In this research we explore a fundamentally new viewpoint: we design system components (codes and algorithms for storage) in data-aware way. We are actively exploring several applications of this philosophy including fault tolerant memories and context-aware coding for machine learning.
Error-correcting codes and system-level fault-tolerance techniques have historically been developed as separate abstractions in the hardware/software stack. Conventional codes are designed to be agnostic to the content of their data payloads, while fault tolerance techniques do not leverage knowledge of the underlying code construction to recover from uncorrectable errors.

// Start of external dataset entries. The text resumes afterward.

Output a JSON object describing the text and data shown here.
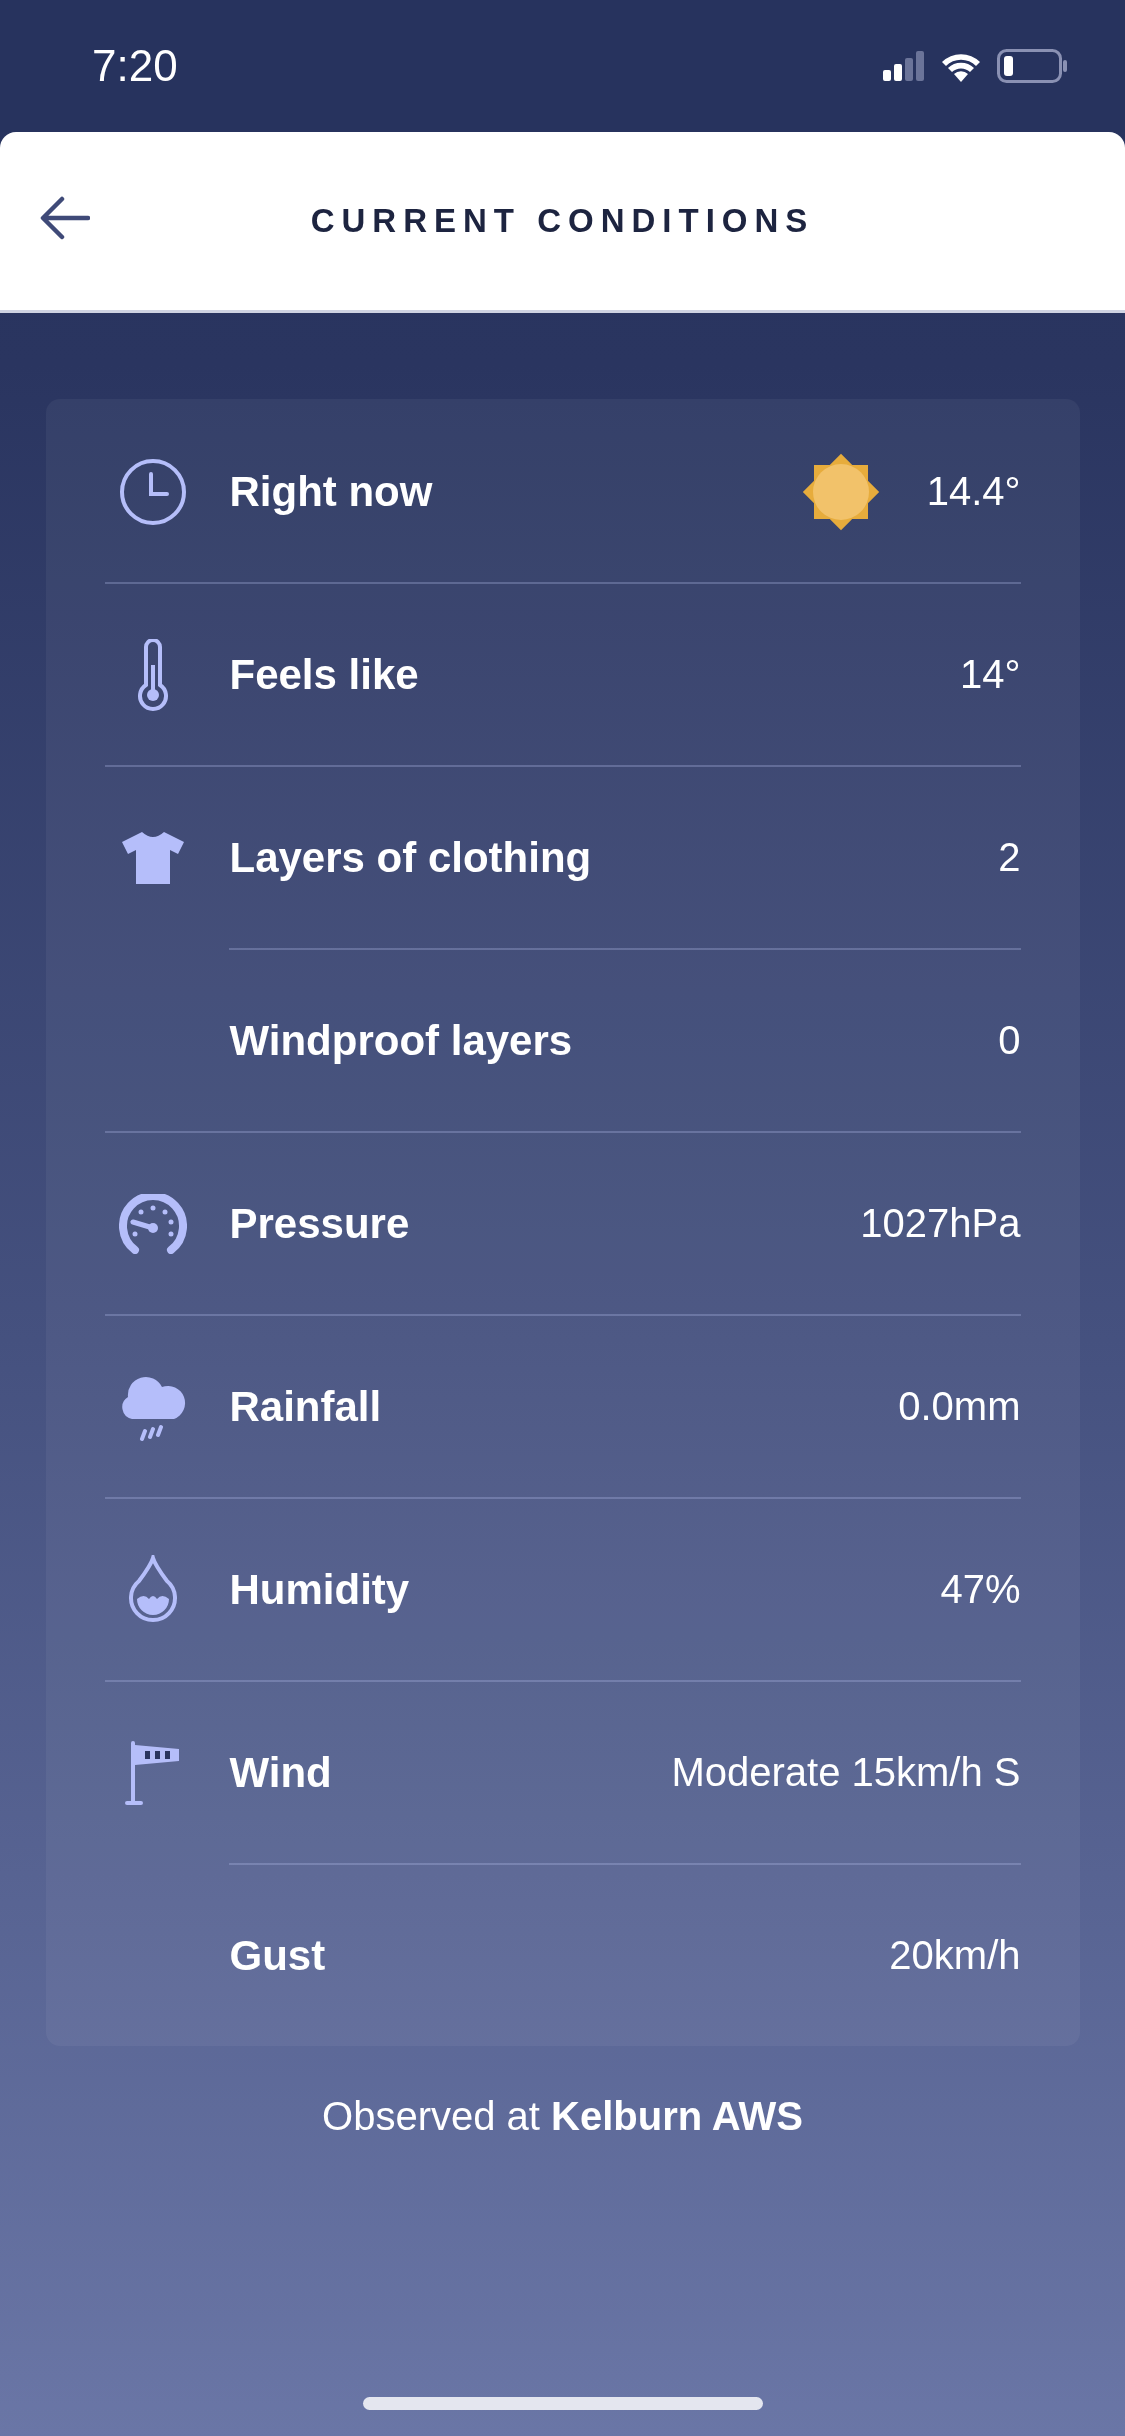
{
  "status_bar": {
    "time": "7:20"
  },
  "header": {
    "title": "CURRENT CONDITIONS"
  },
  "rows": [
    {
      "kind": "main",
      "label": "Right now",
      "value": "14.4°"
    },
    {
      "kind": "main",
      "label": "Feels like",
      "value": "14°"
    },
    {
      "kind": "main",
      "label": "Layers of clothing",
      "value": "2"
    },
    {
      "kind": "sub",
      "label": "Windproof layers",
      "value": "0"
    },
    {
      "kind": "main",
      "label": "Pressure",
      "value": "1027hPa"
    },
    {
      "kind": "main",
      "label": "Rainfall",
      "value": "0.0mm"
    },
    {
      "kind": "main",
      "label": "Humidity",
      "value": "47%"
    },
    {
      "kind": "main",
      "label": "Wind",
      "value": "Moderate 15km/h S"
    },
    {
      "kind": "sub",
      "label": "Gust",
      "value": "20km/h"
    }
  ],
  "footer": "Observed at **Kelburn AWS**"
}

We have created software-defined error-correcting codes (SWD-ECC), a new error-correction technique that co-designs the ECC scheme alongside system-level fault-tolerance mechanisms to enable heuristic recovery for previously uncorrectable errors.
The key idea in SWD-ECC is that side information can be used to heuristically recover from detected-but-uncorrectable errors (DUEs) by trying to correctly estimate the original uncorrupted message. Our techniques allow us to push past the traditional boundaries of ECCs; when an error is detected, but uncorrectable, SWD-ECC allows us to probabilistically decode using side-information. Although our studies are tailored to memory, the ideas can be applied to storage, communications, and information theory as well. The approach will benefit computing from embedded and mobile to the cloud and supercomputing domains.

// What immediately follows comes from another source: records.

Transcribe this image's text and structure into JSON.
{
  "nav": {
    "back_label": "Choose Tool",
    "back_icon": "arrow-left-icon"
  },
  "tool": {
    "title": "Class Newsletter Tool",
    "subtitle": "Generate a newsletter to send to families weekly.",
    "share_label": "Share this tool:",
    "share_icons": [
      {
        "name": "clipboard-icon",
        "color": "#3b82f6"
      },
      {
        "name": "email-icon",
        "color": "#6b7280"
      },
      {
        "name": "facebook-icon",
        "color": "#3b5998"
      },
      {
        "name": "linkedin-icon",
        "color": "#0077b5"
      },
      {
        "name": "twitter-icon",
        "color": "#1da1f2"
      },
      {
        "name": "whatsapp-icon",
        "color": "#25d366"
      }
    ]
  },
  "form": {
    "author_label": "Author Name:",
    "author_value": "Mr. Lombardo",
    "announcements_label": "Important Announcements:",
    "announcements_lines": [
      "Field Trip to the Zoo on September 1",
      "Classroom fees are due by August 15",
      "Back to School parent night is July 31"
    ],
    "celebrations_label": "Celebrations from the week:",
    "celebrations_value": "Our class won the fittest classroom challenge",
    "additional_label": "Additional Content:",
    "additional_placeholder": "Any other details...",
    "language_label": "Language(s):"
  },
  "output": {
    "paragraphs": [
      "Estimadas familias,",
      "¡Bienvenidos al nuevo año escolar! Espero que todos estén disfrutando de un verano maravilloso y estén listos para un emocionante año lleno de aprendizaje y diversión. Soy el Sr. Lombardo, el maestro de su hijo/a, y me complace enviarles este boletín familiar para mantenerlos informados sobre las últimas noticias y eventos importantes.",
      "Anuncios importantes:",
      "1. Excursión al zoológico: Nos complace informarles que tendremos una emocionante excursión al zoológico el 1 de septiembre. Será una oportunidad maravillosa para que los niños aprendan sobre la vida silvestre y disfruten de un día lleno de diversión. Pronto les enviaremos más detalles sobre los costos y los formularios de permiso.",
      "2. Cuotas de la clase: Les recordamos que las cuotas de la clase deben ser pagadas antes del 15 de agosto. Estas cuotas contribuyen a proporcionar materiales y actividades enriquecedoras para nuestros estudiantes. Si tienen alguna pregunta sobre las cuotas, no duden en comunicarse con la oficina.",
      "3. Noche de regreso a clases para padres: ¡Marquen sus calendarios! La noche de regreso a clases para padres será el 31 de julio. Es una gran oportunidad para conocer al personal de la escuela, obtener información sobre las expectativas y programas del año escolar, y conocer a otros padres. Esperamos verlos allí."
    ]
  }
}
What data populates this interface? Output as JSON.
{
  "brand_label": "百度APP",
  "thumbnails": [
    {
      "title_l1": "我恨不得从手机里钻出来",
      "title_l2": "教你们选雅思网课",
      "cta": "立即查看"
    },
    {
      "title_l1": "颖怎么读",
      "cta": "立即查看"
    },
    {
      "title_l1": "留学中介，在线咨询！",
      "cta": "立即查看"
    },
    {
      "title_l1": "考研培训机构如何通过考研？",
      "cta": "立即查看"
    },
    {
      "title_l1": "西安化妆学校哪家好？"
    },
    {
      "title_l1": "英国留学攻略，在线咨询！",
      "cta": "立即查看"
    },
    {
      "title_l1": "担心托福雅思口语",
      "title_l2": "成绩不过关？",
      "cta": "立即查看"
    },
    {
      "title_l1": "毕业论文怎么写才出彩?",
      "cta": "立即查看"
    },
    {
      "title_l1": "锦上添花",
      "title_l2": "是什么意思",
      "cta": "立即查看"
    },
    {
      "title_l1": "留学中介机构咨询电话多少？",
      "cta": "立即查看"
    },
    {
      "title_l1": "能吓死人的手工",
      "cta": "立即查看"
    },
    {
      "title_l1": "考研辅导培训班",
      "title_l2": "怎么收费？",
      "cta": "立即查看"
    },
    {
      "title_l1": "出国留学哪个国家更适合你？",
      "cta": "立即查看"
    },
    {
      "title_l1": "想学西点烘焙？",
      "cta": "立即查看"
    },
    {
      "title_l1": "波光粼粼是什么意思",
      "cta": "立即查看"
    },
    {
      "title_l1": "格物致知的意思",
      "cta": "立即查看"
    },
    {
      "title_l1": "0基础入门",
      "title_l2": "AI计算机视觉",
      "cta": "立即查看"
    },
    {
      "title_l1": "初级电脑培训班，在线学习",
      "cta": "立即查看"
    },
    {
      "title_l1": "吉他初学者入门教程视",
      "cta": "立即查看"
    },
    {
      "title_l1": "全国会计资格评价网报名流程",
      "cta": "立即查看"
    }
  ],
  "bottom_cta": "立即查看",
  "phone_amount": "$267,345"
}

Recently, we evaluated our SWD-ECC techniques by heuristically recovering from 2-bit DUEs applied to the MIPS instruction set. We performed the offline analysis on SPEC CPU2006 benchmarks using a single-error-correcting double-error-detecting (SEC-DED) underlying code. We were able to recover from 34% of errors that would have previously been unrecoverable, often resulting in catastrophic crashes! The only side-information used was the legality and frequency of the instruction bits. Using other side-information, such as data correlation, will yield even better results.
- C. Schoeny, F. Sala, M. Gottscho, I. Alam, P. Gupta, and L. Dolecek, “Context-Aware Resiliency: Unequal Message Protection for Random-Access Memories,” IEEE Transactions on Information Theory, vol. 65 (10), pp. 6146 — 6159, Oct. 2019.
- M. Gottscho, I. Alam, C. Schoeny, L. Dolecek, P. Gupta, “Low-Cost Memory Fault Tolerance for IoT Devices,” ACM Transactions on Embedded Computing Systems, vol. 16(5). pp. 128:1– 128:25, Nov. 2017. Best Paper Award at the ACM/IEEE Int. Conference on Compilers, Architecture, and System Synthesis (CASES)
- M. Gottscho, C. Schoeny, L. Dolecek, P. Gupta, “Software-Defined Error-Correcting Codes,” in IEEE/IFIP International Conference on Dependable Systems and Networks (DSN), Toulouse, France, Jun. 28-Jul. 1, 2016, (to appear).
- I. Alam, C. Schoeny, L. Dolecek, and P. Gupta, “Parity++: Lightweight Error Correction for Last Level Caches”, Workshop on Silicon Errors in Logic System Effects (SELSE), March 2018. Best of SELSE — also presented at DSN 2018.
- M. Gottscho, C. Schoeny, L. Dolecek, P. Gupta, “Software-Defined Error-Correcting Codes,” in IEEE Workshop on Silicon Errors in Logic – System Effects (SELSE), Austin, TX, Mar. 29-30, 2016. Best of SELSE — also presented at DSN 2016. (top 3 selected)
- C. Schoeny & M. Gottscho, “Software-Defined Error-Correcting Codes,” Qualcomm Innovation Fellowship, San Diego, CA, Mar. 22-23, 2016. Winner of fellowship (top 8 selected).